By the rivers of Babylon we sat and wept
when we remembered Zion…
our captors asked for songs of joy…
How can we sing the songs of the LORD
while in a foreign land?
… Daughter Babylon, doomed to destruction,
happy is the one who repays you
according to what you have done to us.
Happy is the one who seizes your infants
and dashes them against the rocks.
Daniel had been taken into exile with perhaps thousands of Judeans. Many may have become slaves, used as cheap labour in the fields and cities of Babylon. As we read this Psalm, we can feel the raw emotion of desolation and hopelessness, where the only comfort is the thought of revenge and judgment. Daniel knew the prophecy of Jeremiah, so perhaps some of the exiles knew the reference in 51:56, that ‘a destroyer will come against Babylon… for the LORD is a God of retribution; he will repay in full’. They cried out for justice that would repay the Babylonians in full.
There are a number of Psalms that contain ‘curses’, sometimes arising from a legitimate concern for the honour of God: ‘Rise up, O God, and defend your cause’ (74:22). There are also calls for a demonstration of God’s judgment that will bring his enemies to their senses: ‘The righteous will be glad when they are avenged… Then people will say, “Surely the righteous still are rewarded; surely there is a God who judges the earth”’ (58:10-11).
Perhaps answers to the problem of these ‘curses’ lie in two New Testament themes. Firstly, there is the teaching of Paul in Romans 12: ‘Bless those who persecute you; bless and do not curse… Do not repay anyone evil for evil’ (12:14, 17).
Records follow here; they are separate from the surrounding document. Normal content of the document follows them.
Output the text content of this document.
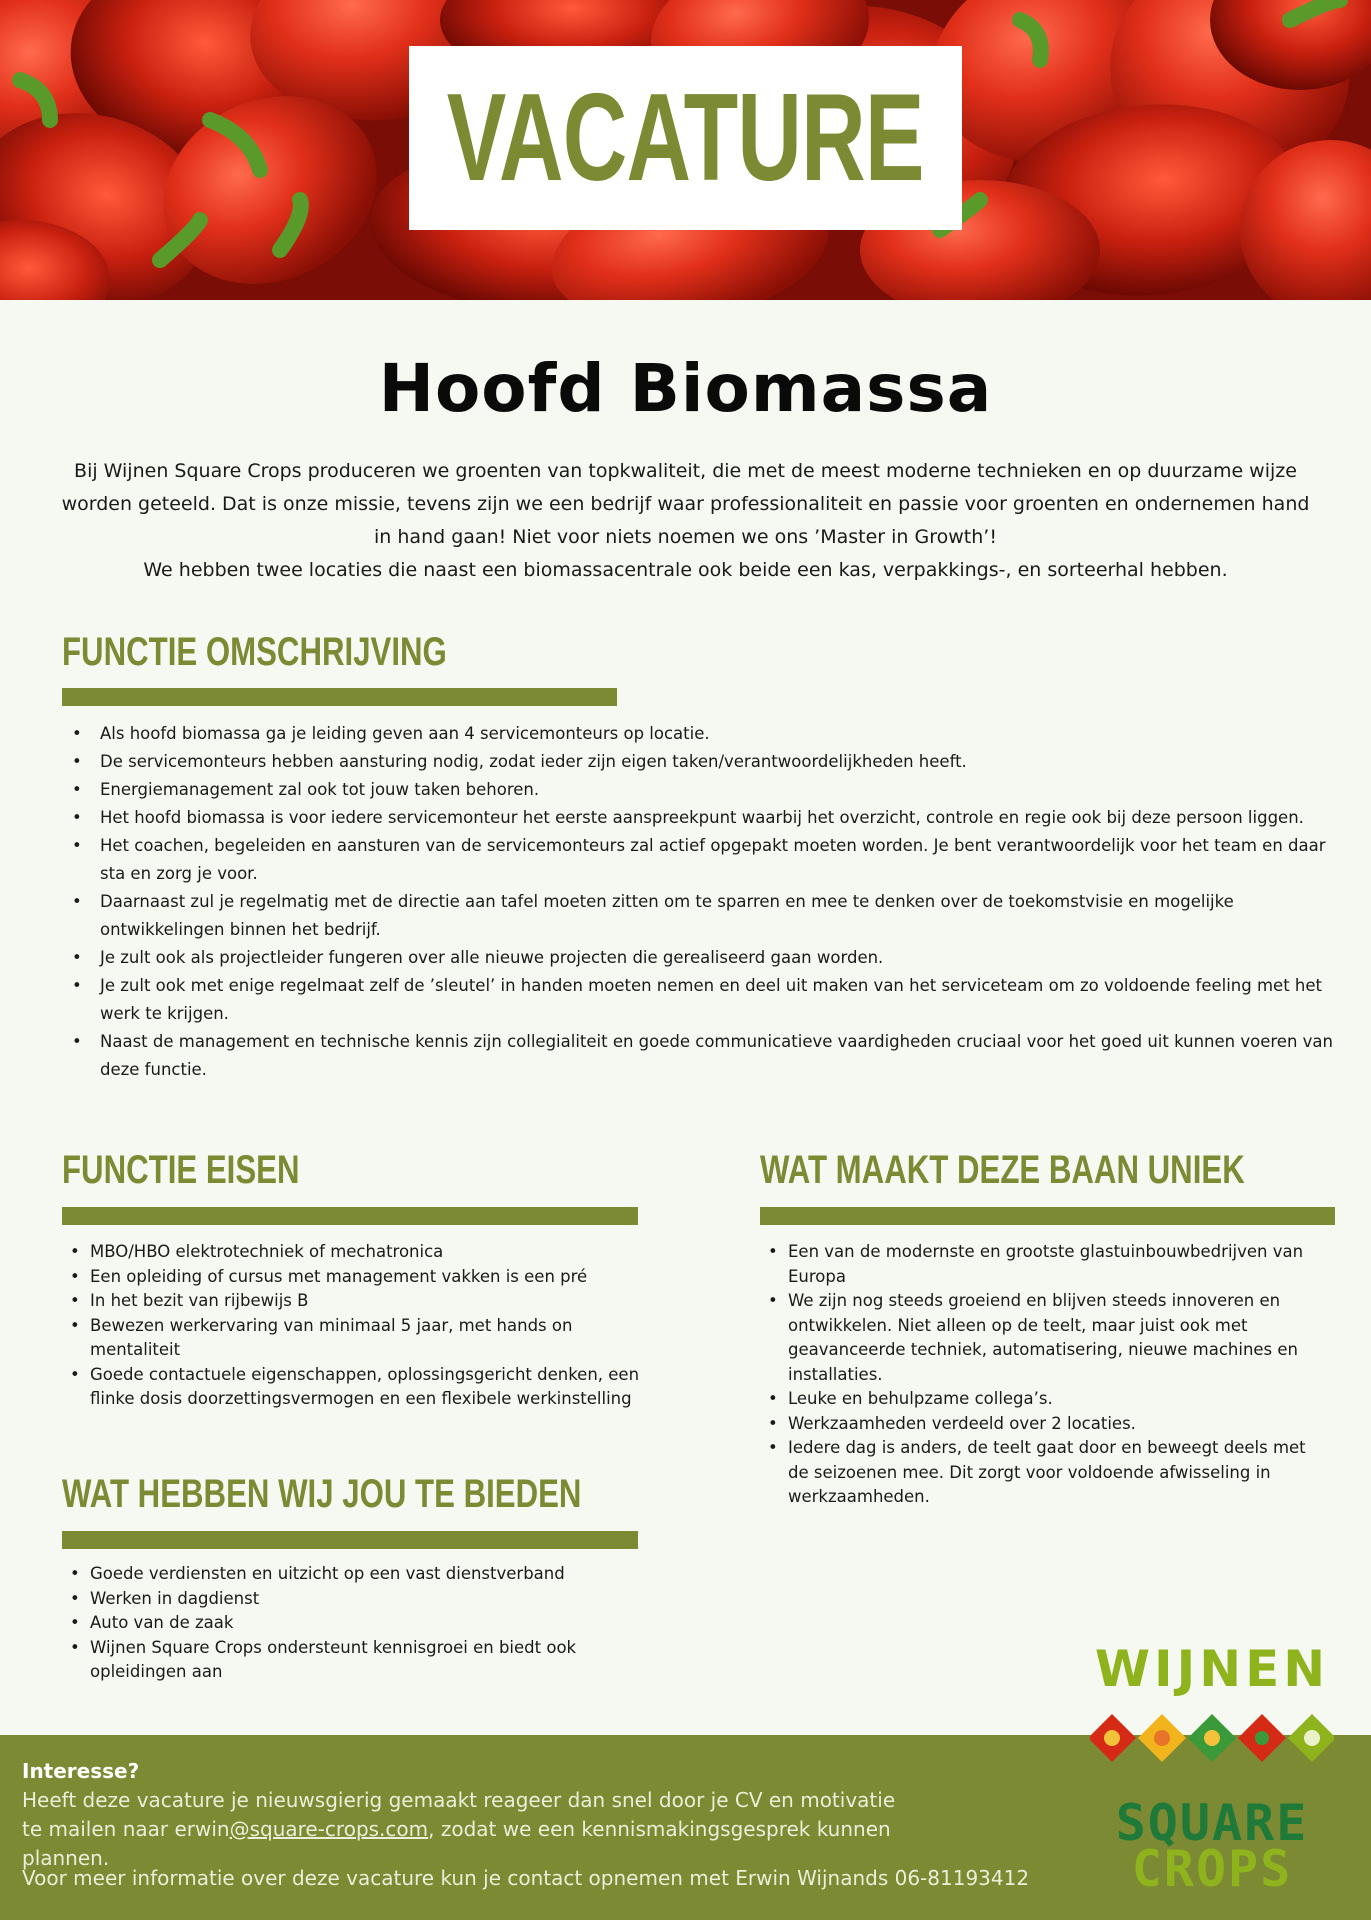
VACATURE
Hoofd Biomassa

Bij Wijnen Square Crops produceren we groenten van topkwaliteit, die met de meest moderne technieken en op duurzame wijze worden geteeld. Dat is onze missie, tevens zijn we een bedrijf waar professionaliteit en passie voor groenten en ondernemen hand in hand gaan! Niet voor niets noemen we ons ’Master in Growth’!

We hebben twee locaties die naast een biomassacentrale ook beide een kas, verpakkings-, en sorteerhal hebben.

FUNCTIE OMSCHRIJVING
• Als hoofd biomassa ga je leiding geven aan 4 servicemonteurs op locatie.
• De servicemonteurs hebben aansturing nodig, zodat ieder zijn eigen taken/verantwoordelijkheden heeft.
• Energiemanagement zal ook tot jouw taken behoren.
• Het hoofd biomassa is voor iedere servicemonteur het eerste aanspreekpunt waarbij het overzicht, controle en regie ook bij deze persoon liggen.
• Het coachen, begeleiden en aansturen van de servicemonteurs zal actief opgepakt moeten worden. Je bent verantwoordelijk voor het team en daar sta en zorg je voor.
• Daarnaast zul je regelmatig met de directie aan tafel moeten zitten om te sparren en mee te denken over de toekomstvisie en mogelijke ontwikkelingen binnen het bedrijf.
• Je zult ook als projectleider fungeren over alle nieuwe projecten die gerealiseerd gaan worden.
• Je zult ook met enige regelmaat zelf de ’sleutel’ in handen moeten nemen en deel uit maken van het serviceteam om zo voldoende feeling met het werk te krijgen.
• Naast de management en technische kennis zijn collegialiteit en goede communicatieve vaardigheden cruciaal voor het goed uit kunnen voeren van deze functie.
FUNCTIE EISEN
• MBO/HBO elektrotechniek of mechatronica
• Een opleiding of cursus met management vakken is een pré
• In het bezit van rijbewijs B
• Bewezen werkervaring van minimaal 5 jaar, met hands on mentaliteit
• Goede contactuele eigenschappen, oplossingsgericht denken, een flinke dosis doorzettingsvermogen en een flexibele werkinstelling
WAT HEBBEN WIJ JOU TE BIEDEN
• Goede verdiensten en uitzicht op een vast dienstverband
• Werken in dagdienst
• Auto van de zaak
• Wijnen Square Crops ondersteunt kennisgroei en biedt ook opleidingen aan
WAT MAAKT DEZE BAAN UNIEK
• Een van de modernste en grootste glastuinbouwbedrijven van Europa
• We zijn nog steeds groeiend en blijven steeds innoveren en ontwikkelen. Niet alleen op de teelt, maar juist ook met geavanceerde techniek, automatisering, nieuwe machines en installaties.
• Leuke en behulpzame collega’s.
• Werkzaamheden verdeeld over 2 locaties.
• Iedere dag is anders, de teelt gaat door en beweegt deels met de seizoenen mee. Dit zorgt voor voldoende afwisseling in werkzaamheden.
Interesse?
Heeft deze vacature je nieuwsgierig gemaakt reageer dan snel door je CV en motivatie
te mailen naar erwin@square-crops.com, zodat we een kennismakingsgesprek kunnen plannen.
Voor meer informatie over deze vacature kun je contact opnemen met Erwin Wijnands 06-81193412
WIJNEN
SQUARE
CROPS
Paul quotes Deuteronomy 32:35, ‘Do not take revenge, my dear friends, but leave room for God’s wrath, for it is written: “It is mine to avenge; I will repay”.’ These cries from the depths of desolation and persecution are cries for God’s judgment, not by human acts of revenge, but within God’s purposes, and sometimes by the judicial processes of the state.
The second answer comes from Jesus himself and his journey to the cross. He knew the depths of desolation when assailed by the worst humans can do; he knelt in anguish in Gethsemane, and he cried out from the cross as he bore the weight of sin. He took the judgment and the wrath not only for our rebellion against God, but for all the terrible things humans have done to each other, from the days of the Babylonians to the wars of the last hundred years. In humility and repentance we accept the boundless grace of his forgiveness and pray for our enemies to find it too.